Virgou menekan gasnya. Ia melihat titik oranye yang berkedip berubah jadi merah.


"Berengsek!" maki pria itu.


Sedang di sana. Sean berhadapan dengan empat orang berpakaian preman. Sedang empat anak laki-laki tampak berdiri di belakang remaja itu.


"Kakak ... tadi kakak kemana saja?" tanya Bomesh dengan debaran jantung yang cepat.


"Tadi kakak pipis di toilet umum baby," jawab Sean tentunya berbohong.


"Hei minggir kau bocah!" ujar preman itu dengan seringai sadis.


"Kami hanya ingin mengambil Andi," ujar pria itu lagi.


Andi ketakutan setengah mati. Ia berpikir pasti ini ulah ayahnya lagi yang kalah berjudi.


"Kenapa lagi, aku tak ada hubungan lagi dengan ayahku itu!" teriak Andi berani.


Mereka berdecak dan menggeleng.


"Jangan jadi anak durhaka, nak," ujar salah satu pria dengan anting di telinga kirinya.


"Dia bukan ayahku!" teriak Andi lagi dengan lelehan air mata di pipi.


"Diam dan jangan banyak bicara. Ayo ikut, kau harus bayar hutang judi ayahmu!"

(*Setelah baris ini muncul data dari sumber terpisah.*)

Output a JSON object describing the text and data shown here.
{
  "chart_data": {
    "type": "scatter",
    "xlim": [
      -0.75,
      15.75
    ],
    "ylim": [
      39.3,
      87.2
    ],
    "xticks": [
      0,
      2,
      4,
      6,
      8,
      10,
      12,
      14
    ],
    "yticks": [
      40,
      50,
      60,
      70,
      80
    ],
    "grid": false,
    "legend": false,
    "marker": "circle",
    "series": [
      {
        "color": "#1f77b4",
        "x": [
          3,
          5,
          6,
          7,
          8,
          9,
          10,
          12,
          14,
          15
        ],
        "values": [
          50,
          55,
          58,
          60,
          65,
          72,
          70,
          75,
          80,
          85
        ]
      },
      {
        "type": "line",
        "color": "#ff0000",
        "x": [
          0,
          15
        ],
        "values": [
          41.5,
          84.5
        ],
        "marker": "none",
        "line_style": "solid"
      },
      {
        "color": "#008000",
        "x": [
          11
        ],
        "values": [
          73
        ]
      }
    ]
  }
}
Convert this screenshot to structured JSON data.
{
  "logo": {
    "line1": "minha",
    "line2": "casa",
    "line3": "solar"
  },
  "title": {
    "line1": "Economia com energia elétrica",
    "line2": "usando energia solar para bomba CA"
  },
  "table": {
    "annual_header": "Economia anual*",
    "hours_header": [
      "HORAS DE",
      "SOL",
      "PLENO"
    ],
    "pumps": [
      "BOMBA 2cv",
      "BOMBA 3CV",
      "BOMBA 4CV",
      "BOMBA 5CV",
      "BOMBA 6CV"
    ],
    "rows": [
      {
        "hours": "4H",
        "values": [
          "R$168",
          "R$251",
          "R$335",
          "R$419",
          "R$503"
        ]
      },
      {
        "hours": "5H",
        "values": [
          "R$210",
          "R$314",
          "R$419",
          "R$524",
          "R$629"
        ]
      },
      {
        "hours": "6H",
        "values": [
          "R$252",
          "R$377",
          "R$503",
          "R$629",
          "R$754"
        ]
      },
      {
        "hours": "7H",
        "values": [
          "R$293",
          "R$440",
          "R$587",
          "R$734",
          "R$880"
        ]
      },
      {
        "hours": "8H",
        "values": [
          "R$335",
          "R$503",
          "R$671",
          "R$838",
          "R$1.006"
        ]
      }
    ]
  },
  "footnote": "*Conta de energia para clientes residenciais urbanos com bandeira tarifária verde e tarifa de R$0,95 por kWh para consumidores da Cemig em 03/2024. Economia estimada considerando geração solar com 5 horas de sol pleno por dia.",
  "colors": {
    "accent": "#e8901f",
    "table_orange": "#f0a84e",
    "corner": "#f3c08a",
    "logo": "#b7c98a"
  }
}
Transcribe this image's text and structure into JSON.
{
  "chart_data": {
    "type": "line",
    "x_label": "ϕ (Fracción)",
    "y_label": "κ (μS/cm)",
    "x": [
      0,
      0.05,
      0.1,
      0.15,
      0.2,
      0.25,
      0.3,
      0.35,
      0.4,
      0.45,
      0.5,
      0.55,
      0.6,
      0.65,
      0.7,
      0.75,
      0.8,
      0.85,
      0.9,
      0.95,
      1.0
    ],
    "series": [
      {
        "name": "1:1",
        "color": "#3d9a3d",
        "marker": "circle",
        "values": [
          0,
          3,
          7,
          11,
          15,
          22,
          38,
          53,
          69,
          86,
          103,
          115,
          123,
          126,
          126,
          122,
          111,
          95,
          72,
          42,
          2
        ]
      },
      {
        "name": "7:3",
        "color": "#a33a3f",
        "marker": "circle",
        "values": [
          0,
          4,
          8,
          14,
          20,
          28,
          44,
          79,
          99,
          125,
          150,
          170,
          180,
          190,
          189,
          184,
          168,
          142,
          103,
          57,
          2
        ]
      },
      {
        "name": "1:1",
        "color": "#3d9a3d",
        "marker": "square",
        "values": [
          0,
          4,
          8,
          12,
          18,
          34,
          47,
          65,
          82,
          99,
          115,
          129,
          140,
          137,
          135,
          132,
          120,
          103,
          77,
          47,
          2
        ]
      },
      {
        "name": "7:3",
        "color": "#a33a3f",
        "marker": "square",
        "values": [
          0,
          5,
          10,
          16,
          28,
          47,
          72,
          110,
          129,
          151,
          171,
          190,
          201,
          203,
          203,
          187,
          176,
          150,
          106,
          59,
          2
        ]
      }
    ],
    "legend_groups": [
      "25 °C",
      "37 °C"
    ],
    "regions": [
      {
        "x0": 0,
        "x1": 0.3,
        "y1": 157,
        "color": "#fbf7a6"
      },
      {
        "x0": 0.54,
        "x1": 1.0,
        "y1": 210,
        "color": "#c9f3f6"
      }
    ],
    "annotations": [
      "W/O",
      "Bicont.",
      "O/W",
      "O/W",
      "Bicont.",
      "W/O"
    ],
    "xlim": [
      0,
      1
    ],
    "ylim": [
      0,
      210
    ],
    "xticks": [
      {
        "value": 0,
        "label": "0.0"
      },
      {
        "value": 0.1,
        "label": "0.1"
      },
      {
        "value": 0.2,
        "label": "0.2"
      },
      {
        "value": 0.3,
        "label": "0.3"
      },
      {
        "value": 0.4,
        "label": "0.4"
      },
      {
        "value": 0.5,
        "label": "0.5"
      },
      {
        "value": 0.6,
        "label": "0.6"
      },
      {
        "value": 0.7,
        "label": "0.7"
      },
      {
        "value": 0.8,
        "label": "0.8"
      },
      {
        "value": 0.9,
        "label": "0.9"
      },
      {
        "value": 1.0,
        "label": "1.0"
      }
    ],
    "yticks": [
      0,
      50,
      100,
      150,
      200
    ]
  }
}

Salah satu pria maju, tentu dihadang oleh Sean. Pria itu langsung mengepalkan tinjunya tiba-tiba.


Bug! Pak! Brugh!


"Ah ... sialan dia bisa berkelahi!"


Preman yang maju terjatuh dengan luka robek di pipi. Perkampungan warga masih jauh, mereka ada ditengah kebun kosong hanya ada jalur setapak.


"Berengsek kau!"


Ketiga teman yang jatuh menyerang Sean secara keroyokan. Sky dan Bomesh mengambil batu besar dan melempari ketiganya dengan batu.


"Berengsek!" ujar pria.


"Serang anak-anak!" titah yang satunya.


Pria yang jatuh langsung bangkit dan menyerang anak-anak tentu Andi dan Deta membantu Sky dan Bomesh melempari pria itu dengan batu.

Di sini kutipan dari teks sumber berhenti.